Rai Storia ricorda la strage di via D’Amelio con parole e silenzi del magistrato
Oggi, domenica 19 luglio, ricorre l’anniversario della strage di via D’Amelio. In quell’attentato perse la vita il giudice Paolo Borsellino. Insieme a lui morirono anche cinque agenti di scorta: Emanuela Loi, Walter Cosina, Agostino Catalano, Claudio Traina e Vincenzo Li Muli.
Per l’occasione, Rai Cultura ripropone il documentario “Paolo Borsellino, parole e silenzi”. Il programma è firmato da Alessandro Chiappetta, con la regia di Valentina Grassi. Chi volesse consultare la programmazione completa della serata può farlo direttamente sul portale.
A che ora va in onda il documentario
Il documentario andrà in onda oggi, domenica 19 luglio, alle ore 19.30 su Rai Storia. Per chi cerca ogni giorno consigli sui programmi tv da non perdere, questa è una delle proposte più interessanti della domenica.
Un ritratto costruito con le parole dello stesso Borsellino
Il racconto si sviluppa attraverso le interviste che il magistrato rilasciò alla Rai nel corso degli anni. Non si tratta quindi di una semplice ricostruzione a posteriori. È invece un percorso costruito sulla voce autentica di Borsellino.
Il documentario ripercorre tappe fondamentali della sua carriera. Si parte dalla stagione del pool antimafia di Palermo. Si passa poi agli anni di servizio a Marsala. Infine si arriva ai giorni drammatici seguiti alla morte dell’amico Giovanni Falcone, ucciso a Capaci.
La voce di un uomo che cambia nel tempo
Ascoltando le interviste, si nota un’evoluzione precisa nel tono di Borsellino. All’inizio il magistrato racconta con entusiasmo giovanile i suoi successi professionali. Con il passare del tempo, però, la sua voce diventa più critica.
Borsellino inizia a denunciare apertamente mancanze e tensioni interne alle procure. Nelle ultime settimane di vita, invece, il tono cambia ancora. Alle parole si alternano lunghi silenzi, segno di commozione e rassegnazione.
La consapevolezza di essere un bersaglio
Uno degli aspetti più toccanti del documentario riguarda la consapevolezza del magistrato. Paolo Borsellino sapeva di essere nel mirino della mafia. Nelle sue ultime interviste, non ha mai cercato di nasconderlo.

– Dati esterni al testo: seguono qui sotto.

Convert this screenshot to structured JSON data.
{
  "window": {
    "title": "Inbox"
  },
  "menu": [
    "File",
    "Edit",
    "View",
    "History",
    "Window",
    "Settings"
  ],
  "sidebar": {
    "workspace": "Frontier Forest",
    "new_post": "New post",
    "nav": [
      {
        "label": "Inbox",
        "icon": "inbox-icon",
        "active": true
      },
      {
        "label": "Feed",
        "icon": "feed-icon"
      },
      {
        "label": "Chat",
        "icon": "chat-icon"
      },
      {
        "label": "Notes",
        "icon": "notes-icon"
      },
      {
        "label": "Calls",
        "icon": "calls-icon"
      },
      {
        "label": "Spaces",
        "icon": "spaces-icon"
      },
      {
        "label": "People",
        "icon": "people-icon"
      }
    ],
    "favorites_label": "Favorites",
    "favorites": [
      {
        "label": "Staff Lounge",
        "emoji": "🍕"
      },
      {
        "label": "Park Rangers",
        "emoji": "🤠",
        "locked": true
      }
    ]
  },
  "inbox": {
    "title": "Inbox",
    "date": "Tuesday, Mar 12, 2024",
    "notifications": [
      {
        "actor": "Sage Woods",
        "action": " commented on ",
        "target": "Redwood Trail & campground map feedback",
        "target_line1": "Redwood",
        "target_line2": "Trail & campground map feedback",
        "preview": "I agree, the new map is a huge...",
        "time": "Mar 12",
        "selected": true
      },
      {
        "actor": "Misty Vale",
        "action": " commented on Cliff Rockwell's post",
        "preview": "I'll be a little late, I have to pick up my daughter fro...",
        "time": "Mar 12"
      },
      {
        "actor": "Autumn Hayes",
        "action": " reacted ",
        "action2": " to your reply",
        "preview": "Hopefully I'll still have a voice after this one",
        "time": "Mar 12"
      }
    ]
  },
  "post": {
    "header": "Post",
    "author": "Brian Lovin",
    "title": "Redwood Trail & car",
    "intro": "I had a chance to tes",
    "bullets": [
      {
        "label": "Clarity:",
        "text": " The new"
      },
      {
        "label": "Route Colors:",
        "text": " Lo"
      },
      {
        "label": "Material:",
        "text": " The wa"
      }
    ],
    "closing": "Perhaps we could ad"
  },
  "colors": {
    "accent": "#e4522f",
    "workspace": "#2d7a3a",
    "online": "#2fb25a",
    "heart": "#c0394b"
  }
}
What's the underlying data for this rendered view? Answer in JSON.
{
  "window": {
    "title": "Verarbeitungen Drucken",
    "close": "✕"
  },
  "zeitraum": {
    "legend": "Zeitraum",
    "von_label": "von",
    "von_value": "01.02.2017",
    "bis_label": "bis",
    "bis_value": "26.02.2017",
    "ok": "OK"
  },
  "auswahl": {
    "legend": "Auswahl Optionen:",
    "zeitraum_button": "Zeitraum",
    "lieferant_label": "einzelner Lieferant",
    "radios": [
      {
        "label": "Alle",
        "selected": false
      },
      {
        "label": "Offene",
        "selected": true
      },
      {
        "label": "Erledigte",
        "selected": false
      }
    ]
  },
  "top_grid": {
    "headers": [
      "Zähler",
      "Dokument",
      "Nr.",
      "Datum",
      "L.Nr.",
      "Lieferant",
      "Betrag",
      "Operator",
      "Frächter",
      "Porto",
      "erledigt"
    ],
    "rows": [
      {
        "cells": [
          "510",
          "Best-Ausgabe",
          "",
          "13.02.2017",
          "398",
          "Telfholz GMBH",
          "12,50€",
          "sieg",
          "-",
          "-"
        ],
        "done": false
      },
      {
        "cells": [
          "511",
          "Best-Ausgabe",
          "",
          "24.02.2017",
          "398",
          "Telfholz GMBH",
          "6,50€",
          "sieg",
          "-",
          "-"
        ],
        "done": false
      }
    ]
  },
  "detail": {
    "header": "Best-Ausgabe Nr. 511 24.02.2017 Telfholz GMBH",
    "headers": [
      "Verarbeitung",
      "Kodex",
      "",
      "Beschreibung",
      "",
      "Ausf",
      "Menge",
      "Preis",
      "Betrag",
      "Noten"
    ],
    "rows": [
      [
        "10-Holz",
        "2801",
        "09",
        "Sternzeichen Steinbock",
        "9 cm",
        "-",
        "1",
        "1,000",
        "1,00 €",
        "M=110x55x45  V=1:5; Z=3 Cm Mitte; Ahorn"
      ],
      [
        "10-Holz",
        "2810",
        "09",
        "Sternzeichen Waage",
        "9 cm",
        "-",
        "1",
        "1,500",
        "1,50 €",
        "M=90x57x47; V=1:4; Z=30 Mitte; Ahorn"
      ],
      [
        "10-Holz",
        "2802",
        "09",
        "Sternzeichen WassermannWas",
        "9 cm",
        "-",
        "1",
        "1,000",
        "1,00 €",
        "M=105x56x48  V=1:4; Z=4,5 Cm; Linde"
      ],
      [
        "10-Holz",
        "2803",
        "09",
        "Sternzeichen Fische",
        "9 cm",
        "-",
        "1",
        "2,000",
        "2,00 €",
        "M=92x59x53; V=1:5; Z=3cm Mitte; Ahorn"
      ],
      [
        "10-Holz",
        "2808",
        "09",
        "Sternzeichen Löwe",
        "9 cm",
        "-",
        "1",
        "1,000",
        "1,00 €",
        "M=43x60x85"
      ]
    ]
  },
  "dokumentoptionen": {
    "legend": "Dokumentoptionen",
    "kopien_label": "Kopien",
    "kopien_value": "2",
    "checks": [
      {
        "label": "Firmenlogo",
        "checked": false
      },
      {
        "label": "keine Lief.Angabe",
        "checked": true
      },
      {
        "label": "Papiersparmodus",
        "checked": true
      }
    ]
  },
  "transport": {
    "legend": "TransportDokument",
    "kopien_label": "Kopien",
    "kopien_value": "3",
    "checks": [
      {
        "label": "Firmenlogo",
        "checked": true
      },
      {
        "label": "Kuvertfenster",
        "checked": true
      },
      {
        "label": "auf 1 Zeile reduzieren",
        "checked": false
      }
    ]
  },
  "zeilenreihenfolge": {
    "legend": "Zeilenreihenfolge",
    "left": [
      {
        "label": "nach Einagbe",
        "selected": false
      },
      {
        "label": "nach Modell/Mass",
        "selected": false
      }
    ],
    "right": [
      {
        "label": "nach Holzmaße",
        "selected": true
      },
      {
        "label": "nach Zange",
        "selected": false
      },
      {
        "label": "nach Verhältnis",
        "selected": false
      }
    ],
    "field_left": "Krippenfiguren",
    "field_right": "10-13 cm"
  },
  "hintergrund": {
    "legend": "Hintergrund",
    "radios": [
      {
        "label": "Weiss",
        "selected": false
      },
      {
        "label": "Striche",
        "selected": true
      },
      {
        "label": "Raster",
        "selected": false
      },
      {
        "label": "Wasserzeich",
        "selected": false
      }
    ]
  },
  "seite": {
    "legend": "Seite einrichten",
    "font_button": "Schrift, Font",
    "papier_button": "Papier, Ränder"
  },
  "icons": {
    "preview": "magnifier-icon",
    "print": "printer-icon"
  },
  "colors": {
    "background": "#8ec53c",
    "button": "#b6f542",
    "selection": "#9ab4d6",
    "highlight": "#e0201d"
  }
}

Nonostante questa consapevolezza, il giudice ha continuato a lavorare con rigore. È riuscito a tutelare le indagini in corso fino all’ultimo giorno. Allo stesso tempo, ha cercato di proteggere i suoi cari da un destino che sembrava già segnato.
Perché guardare questo documentario oggi
Rivedere queste testimonianze, a distanza di anni, permette di comprendere meglio la figura di Borsellino. Non solo come simbolo della lotta alla mafia, ma anche come uomo. Per approfondire storia e attualità della lotta alla criminalità organizzata, può essere utile anche consultare la pagina di Rai Cultura dedicata a Paolo Borsellino, che raccoglie ulteriori materiali d’archivio.
Chi desidera restare aggiornato su tutti gli speciali e le repliche in tv legati a ricorrenze e anniversari può trovare aggiornamenti quotidiani sul sito. Il documentario rappresenta quindi un’occasione preziosa per ricordare, attraverso le sue stesse parole, un protagonista fondamentale della storia italiana recente.